From Colonel Walter Stewart
New Town [Pa.] Jany 28th 1778
Since I had the pleasure of writing your Excellency,1 I have Convers’d with General Lacey Concerning the Provisions going in such Quantitys to Town; that Gentleman is highly disgusted with the manner in which the People in this County Act, and is determin’d to use his Utmost endeavours in putting a total stop thereto. His very great want of men at present, puts it out of his power the doing any thing of Consequence being oblig’d to draw his Pickets (formerly Station’d at, and in a line with Frankfort) to the Buck Tavern Seventeen Miles from Philadelphia;2 he with the few men remaining with himself is retir’d a little farther into the Country than he was, for the safety of his Baggage and Stores.3
The number of Horse now remaining on this side is very small, the length of time they have been on the Station has made them too well Acquainted with the Girls, and People from Town, who I fear Seduce, and make them Commit many things highly Improper, such as Seizing flour &ca from one person, and delivering it to their favorites; for this, and many other reasons, if your Excellency thinks proper, it is really necessary a fresh Party of Horsemen who are not so well Acquainted along the lines should relieve them; otherways I fear many of them now there, will in a short time be with the Enemy.
Your Excellency mentions it has been hinted, that some of the Officers on this Station have conniv’d at Certain doings;4 I much fear many have, but believe it is in the Malitia line, as I have now in my Possession, passes I took from people with loaded Carts given by Quarter Masters And Clerks to Malitia Colonels.

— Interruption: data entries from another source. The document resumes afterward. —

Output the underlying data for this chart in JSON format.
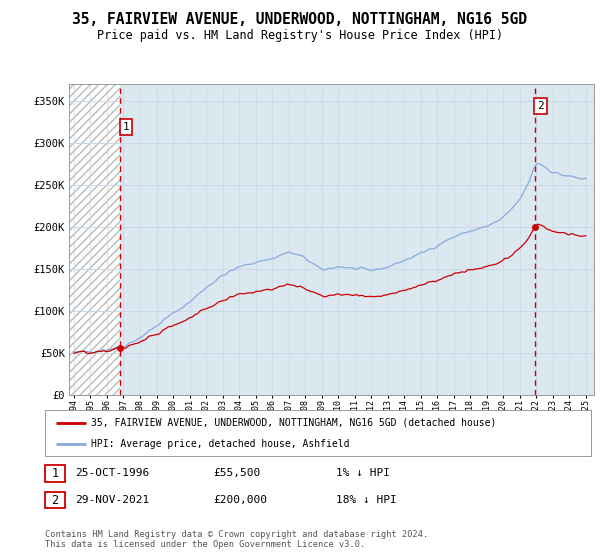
{
  "title": "35, FAIRVIEW AVENUE, UNDERWOOD, NOTTINGHAM, NG16 5GD",
  "subtitle": "Price paid vs. HM Land Registry's House Price Index (HPI)",
  "ylabel_ticks": [
    "£0",
    "£50K",
    "£100K",
    "£150K",
    "£200K",
    "£250K",
    "£300K",
    "£350K"
  ],
  "ytick_values": [
    0,
    50000,
    100000,
    150000,
    200000,
    250000,
    300000,
    350000
  ],
  "ylim": [
    0,
    370000
  ],
  "xlim_start": 1993.7,
  "xlim_end": 2025.5,
  "sale1_x": 1996.81,
  "sale1_y": 55500,
  "sale1_label": "1",
  "sale2_x": 2021.91,
  "sale2_y": 200000,
  "sale2_label": "2",
  "sale_color": "#cc0000",
  "hpi_color": "#88aadd",
  "grid_color": "#c8d8e8",
  "hatch_color": "#bbbbbb",
  "plot_bg_color": "#dce8f0",
  "legend_line1": "35, FAIRVIEW AVENUE, UNDERWOOD, NOTTINGHAM, NG16 5GD (detached house)",
  "legend_line2": "HPI: Average price, detached house, Ashfield",
  "table_rows": [
    {
      "num": "1",
      "date": "25-OCT-1996",
      "price": "£55,500",
      "hpi": "1% ↓ HPI"
    },
    {
      "num": "2",
      "date": "29-NOV-2021",
      "price": "£200,000",
      "hpi": "18% ↓ HPI"
    }
  ],
  "footnote": "Contains HM Land Registry data © Crown copyright and database right 2024.\nThis data is licensed under the Open Government Licence v3.0.",
  "background_color": "#ffffff"
}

The design in a great measure of this letter is to Acquaint your Excellency, that there is in a fulling Mill near this place, Upwards of one Thousand or twelve hundred Yards of Coatings & Cloths, belonging in general to rich Quakers, & People of this County much disaffected, who are by no means in want of Cloathing; of what Infinite Service would this Cloth be to the poor Naked Soldiers of one or two Regiments, and at the Same time not be distressing, in my Opinion any of the People to whom it belongs. could it be purchas’d it would be a happy Circumstance, but the people in General here About, dispise our money so much, that the Attempting a purchase would only occasion their Immediately getting it out of the way; I therefore thought it proper to make the matter known to your Excellency and to know whether you would Approve of my taking Possession of such as would suit our poor Soldiers, being careful to discriminate between those who could spare it, and those who could not.5
The day After tomorrow the difft Comissary’s and party’s are all to be in, when we shall have finish’d our business here, and shall next Morning set off with our Stores to Camp. I should be glad to be favour’d by the bearer Lt Dean6 with an Answer respecting the Cloth. And Am with Much Esteem And respect Yr Excellency’s Most Obedient Servant
Col. 13th R⟨mutilated⟩
ALS, DLC:GW; ADfS, ViMtvL.
John Fitzgerald replied in a letter of 29 Jan. directed to Stewart at Newtown: “His Excellency has received your favor of yesterday & thanks you for the Information contained therein—By a letter from Major Jameson of 26th Instant he mentions that Captn Howard has reliev’d Captain Craig at that Post & that he had wrote to Genl Pulawski for a Sett of fresh Men to do duty there; this I expect will in a great degree prevent the abuses which have been too frequently committ’d in that Neighbourhood, by the too intimate Connexions between the Soldiery & Citizens.
“The General is fully of opinion that the Cloth belonging to such persons as you mention should be taken for the use of the Army—giving Certificates of the Quantity & Quality to the persons to whom it belongs, Genl Lacey has been directed to apply for the Quota of Men allott’d to that Post” (DLC:GW). Maj. John Jameson’s letter of 26 Jan. has not been found, but see GW’s letter to Jameson of 1 Feb. and Jameson’s reply of the following date. GW wrote John Lacey, Jr., on 23 Jan. urging him to seek reinforcements from the Pennsylvania supreme executive council.
2. When this tavern was offered for sale in 1792, it was described as “THAT noted and well known TAVERN, at the sign of the BUCK, lying in Southampton township, Bucks county, 17 miles from Philadelphia, on the forks of the great road to Newtown, Four-Lane’s-End and Corryell’s Ferry” (Pennsylvania Gazette [Philadelphia], 1 Feb. 1792).
6. The bearer may have been John Dean, who in October 1776 was commissioned a third lieutenant on the Pennsylvania navy floating battery Arnold.